Roles: Expected Behaviors
Definition: A role is the set of expected behaviors, obligations, and privileges attached to a status.
Relationship to Status: While statuses are often similar across cultures, the roles associated with them shift based on cultural values, language, and symbols.
Stereotypes in Roles:
The Student Role: Expectations include studying and taking exams, but also negative stereotypes like trashing apartments or underage drinking. This can lead to discrimination, such as students needing parents to co-sign leases or paying higher security deposits.
The Homeless Role: When people hear the status "homeless," they often visualize a dirty, unwashed addict. However, the "new face" of homelessness in the United States over the last decade has been single mothers with children.
Role Conflict and Role Strain
Role Conflict: Occurs when there is a conflict between the expected behaviors of two or more different statuses.
Example: A police officer catches her own son using drugs.

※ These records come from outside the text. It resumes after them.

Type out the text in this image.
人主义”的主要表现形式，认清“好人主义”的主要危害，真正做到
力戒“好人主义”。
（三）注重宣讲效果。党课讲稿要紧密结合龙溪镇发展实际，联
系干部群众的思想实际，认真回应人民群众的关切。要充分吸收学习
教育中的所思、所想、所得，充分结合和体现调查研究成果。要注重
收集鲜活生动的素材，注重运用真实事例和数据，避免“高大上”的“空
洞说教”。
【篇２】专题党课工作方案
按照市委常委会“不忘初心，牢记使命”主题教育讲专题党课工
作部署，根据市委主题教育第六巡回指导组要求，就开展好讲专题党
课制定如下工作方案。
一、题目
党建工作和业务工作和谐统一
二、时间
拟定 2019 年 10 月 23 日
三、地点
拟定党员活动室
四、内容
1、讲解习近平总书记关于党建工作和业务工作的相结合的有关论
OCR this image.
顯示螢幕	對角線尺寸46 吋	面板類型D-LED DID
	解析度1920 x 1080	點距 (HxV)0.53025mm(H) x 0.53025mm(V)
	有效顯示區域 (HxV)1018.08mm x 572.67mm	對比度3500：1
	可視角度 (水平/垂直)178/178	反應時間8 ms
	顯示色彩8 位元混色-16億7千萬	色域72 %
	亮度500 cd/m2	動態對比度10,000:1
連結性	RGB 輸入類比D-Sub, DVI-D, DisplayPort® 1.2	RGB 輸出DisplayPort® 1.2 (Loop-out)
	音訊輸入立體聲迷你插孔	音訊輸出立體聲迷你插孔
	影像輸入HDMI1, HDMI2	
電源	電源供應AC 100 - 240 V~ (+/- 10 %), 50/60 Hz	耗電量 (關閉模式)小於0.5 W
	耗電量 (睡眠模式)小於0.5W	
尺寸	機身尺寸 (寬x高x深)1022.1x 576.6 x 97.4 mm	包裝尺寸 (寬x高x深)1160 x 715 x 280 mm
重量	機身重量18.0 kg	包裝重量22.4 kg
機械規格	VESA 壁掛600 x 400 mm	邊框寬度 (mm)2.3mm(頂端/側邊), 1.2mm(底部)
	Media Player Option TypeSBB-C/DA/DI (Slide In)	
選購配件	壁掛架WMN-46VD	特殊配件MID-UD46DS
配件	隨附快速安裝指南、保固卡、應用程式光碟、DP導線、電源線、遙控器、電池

The role of "mother" dictates protecting the child, while the role of "police officer" dictates making an arrest.
Role Strain: Occurs when there is tension or difficulty in fulfilling the roles within a single status.
Example 1: The Manager: A manager cares for her employees' personal issues (illness, family deaths) but is also pressured by superiors to accomplish tasks. Juggling these competing demands within the single status of "manager" causes strain.
Example 2: The Mother: A mother with two children has talented shows on the same night at different schools. Trying to be in two places at once for both children causes role strain.
Social Predictability and Ethnomethodology
Function of Predictability: Shared understanding of statuses and roles provides a sense of safety and stability.
Example: Driving is possible because of shared symbols like red and green lights. On Arizona freeways, drivers travel at or safely because everyone follows the unwritten rule of staying in lanes and understanding the fast/slow lane distinction.
Culture Shock: Occurs when one enters a society where the statuses and roles are unfamiliar, leading to insecurity.
Ethnomethodology: The study of how people use background assumptions to make sense out of life.
Breaching Experiments: Sociologists purposefully violate social rules to observe reactions and study social order.
Elevator Rules: Unwritten rules in the US include: push only one button, walk to the back, face the front, and avoid eye contact (often by looking at a phone or a watch). Pushing all the buttons or facing the back of the elevator violates these norms and causes others to "freak out."
Dramaturgical Analysis: The Presentation of Self
Founding Concept: Developed by Erving Goffman, this perspective views social interaction as a theatrical performance (Dramaturgy).
The Stage: Following Shakespeare's idea that "all the world's a stage," individuals play roles based on cultural scripts.
Components of the Performance:
Props: Tools used to establish status (e.g., a student's backpack, a doctor's stethoscope or lab coat, a police officer's uniform).
Scripts: Different ways of communicating depending on the audience (e.g., talking differently to parents vs. friends vs. employers).
Stage Regions:
Front Stage: Where the performance is given (the presented self).
Back Stage: Where the individual can retreat and be their "true self."
The Sick Role: An example of performance. Even if slightly recovering, a person might exaggerate a cough during a doctor's visit to prove they weren't faking.
The "Calling in Sick" Performance: Individuals often use specific voice inflections and feigned coughs when calling an employer to play the part of a sick person convincingly.
Summary of Social Interaction
Socialization: According to George Herbert Mead, socialization is the process of learning these roles and statuses, allowing for commonality in social structure.
Connection: Every status and role influences others. For example, political rulings on international students can impact the economics of a school, the size of classrooms, and the ability to teach. Understanding these connections is the core of the sociological perspective.